An evaporator is a device that transforms a liquid material into a vapor form, and evaporators may be used to separate compounds based on their relative boiling points and volatility. Evaporation processes are of utility, for example, in the work-up after a chemical reaction to isolate, concentrate and/or purify the product(s) in a variety of industrial processes. Evaporation is thus widely used to concentrate foods and chemicals as well as to recover solvents. The purified or concentrated substances may be inorganic in nature such as metallic compounds, organic such as fine chemicals or natural products, or organometallic compounds. The removed substances may be water, solvents and/or reaction byproducts or other impurities.
In a typical evaporation system, a liquid containing the desired product is fed into an evaporator and is heated by a heat source. The applied heat converts a volatile component in the liquid into vapor. The vapor is removed from the rest of the liquid in a separator and then condensed by a condenser. The thus concentrated liquid product may be either fed into a second evaporator unit, recirculated or removed. The evaporator may be operated at reduced pressure of typically about 2 to 10 mbar absolute so as to favorably reduce the boiling points of the components, thus allowing temperature-sensitive products to be purified and/or concentrated at lower temperatures.
Various types of evaporators are known, such as the falling film, flash, rising film (long tube vertical), climbing and falling plate, wiped film, and multiple effect evaporators.

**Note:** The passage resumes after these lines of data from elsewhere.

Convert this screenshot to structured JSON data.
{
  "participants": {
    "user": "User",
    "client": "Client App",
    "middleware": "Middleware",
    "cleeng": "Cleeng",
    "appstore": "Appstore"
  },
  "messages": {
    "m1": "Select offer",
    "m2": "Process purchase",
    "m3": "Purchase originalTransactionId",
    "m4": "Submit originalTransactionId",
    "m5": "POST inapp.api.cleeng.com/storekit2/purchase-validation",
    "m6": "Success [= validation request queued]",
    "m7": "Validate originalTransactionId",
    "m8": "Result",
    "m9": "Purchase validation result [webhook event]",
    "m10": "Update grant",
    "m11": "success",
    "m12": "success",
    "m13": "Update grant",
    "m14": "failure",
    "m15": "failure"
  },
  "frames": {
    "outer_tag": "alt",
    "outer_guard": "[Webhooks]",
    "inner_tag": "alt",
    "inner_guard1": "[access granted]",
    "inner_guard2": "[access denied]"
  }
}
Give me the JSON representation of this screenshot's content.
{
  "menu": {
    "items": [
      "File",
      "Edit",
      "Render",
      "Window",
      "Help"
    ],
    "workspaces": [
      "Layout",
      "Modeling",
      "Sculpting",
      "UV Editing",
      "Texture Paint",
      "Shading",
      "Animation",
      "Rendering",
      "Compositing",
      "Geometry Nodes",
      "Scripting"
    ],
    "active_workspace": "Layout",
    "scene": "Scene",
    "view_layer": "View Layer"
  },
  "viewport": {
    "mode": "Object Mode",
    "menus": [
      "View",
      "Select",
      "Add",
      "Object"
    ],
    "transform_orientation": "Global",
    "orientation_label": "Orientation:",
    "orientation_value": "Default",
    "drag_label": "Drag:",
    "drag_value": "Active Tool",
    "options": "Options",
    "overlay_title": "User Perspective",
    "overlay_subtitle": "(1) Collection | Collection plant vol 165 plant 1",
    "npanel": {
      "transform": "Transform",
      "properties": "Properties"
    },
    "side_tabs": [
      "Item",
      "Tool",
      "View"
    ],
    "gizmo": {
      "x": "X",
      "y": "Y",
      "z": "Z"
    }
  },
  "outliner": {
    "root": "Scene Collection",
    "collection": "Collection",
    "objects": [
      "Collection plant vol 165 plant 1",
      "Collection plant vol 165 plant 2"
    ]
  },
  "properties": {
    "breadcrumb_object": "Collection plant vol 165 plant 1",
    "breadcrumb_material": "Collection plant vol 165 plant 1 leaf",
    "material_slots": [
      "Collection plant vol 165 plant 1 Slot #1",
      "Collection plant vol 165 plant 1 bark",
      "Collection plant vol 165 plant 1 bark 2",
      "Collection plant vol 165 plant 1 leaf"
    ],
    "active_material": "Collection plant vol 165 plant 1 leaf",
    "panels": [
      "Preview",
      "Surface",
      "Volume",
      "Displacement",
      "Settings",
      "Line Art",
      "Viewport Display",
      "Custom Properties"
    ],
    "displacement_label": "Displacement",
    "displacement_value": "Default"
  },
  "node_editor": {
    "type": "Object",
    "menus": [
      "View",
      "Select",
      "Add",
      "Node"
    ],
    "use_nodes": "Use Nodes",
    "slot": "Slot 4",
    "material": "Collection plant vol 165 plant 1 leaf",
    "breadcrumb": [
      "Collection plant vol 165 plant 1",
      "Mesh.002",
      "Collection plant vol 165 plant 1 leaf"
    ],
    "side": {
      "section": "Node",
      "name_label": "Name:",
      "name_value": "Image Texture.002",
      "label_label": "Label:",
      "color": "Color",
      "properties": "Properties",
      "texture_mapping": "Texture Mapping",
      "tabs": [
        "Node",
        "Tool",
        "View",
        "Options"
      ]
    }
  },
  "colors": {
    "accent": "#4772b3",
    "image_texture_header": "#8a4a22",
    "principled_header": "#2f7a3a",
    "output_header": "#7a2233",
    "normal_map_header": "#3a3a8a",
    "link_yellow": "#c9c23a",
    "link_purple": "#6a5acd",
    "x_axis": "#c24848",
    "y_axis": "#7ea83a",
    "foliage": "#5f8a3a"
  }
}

For example, US 2004/0182692 A1 discloses a falling film evaporator. Typical of such evaporation systems is the use of a series of equipment that provide standard units of operation, for example, an evaporator unit followed by a condenser unit, optionally with an intervening separator unit. These separate units are contained in pressure vessels with their own individual shells and connected together by piping. The use of longer piping having smaller diameters and with more bends generates more pressure drop and thus limits the vacuum level that may be achieved in the evaporator. For example, a typical vapor line between an evaporator and condenser may cause a pressure drop of about 1 mbar, which is then on the same order of magnitude as the operating pressure of the evaporator itself. Such typical pressure drops may undesirably increase the pressure in the evaporation section by about 10% to a factor of about 3. Furthermore the use of such separate units makes the system more costly and complex to design and operate, as well as causing it to have a large room requirement (“footprint”).
More elaborate evaporator systems are improved by using a mist eliminator unit between the evaporator unit and the condenser unit or by using a feed preheater unit upstream of the evaporator unit for heat recovery. The feed preheater unit is in general heated with the liquid that is leaving at the bottom of the evaporation unit. However, in cases where most of the feed is evaporated, the largest fraction is the vapor fraction. Feed preheating by means of the vapor fraction is more challenging as a partial condenser is required. This partial condenser creates even more pressure drop for the vapor that flows in total through the evaporator, demister, feed preheater and condenser. Therefore attempting to improve the evaporator by the addition of these additional units limit the vacuum that may be achieved and thus higher operating temperatures are required which unnecessarily damages thermally-sensitive compounds.
It is noted that wiped film evaporators may be used for treating thermally-sensitive compounds; however, such evaporators still require the use of several shells and they also rely on moving parts, which requires both increased maintenance and investment costs.
In conclusion, it would be desirable to have an evaporator capable of operating at lower pressures and thus also temperatures and that would thus be better suited for purification of thermally-sensitive compounds, especially those having low viscosity (i.e. less than or equal to about 20 millipascal-second), than those of the prior art, and while also offering an integrated system not requiring piping between sub-units and separate pressure vessel shells for each sub-unit thus reducing the cost, complexity and footprint.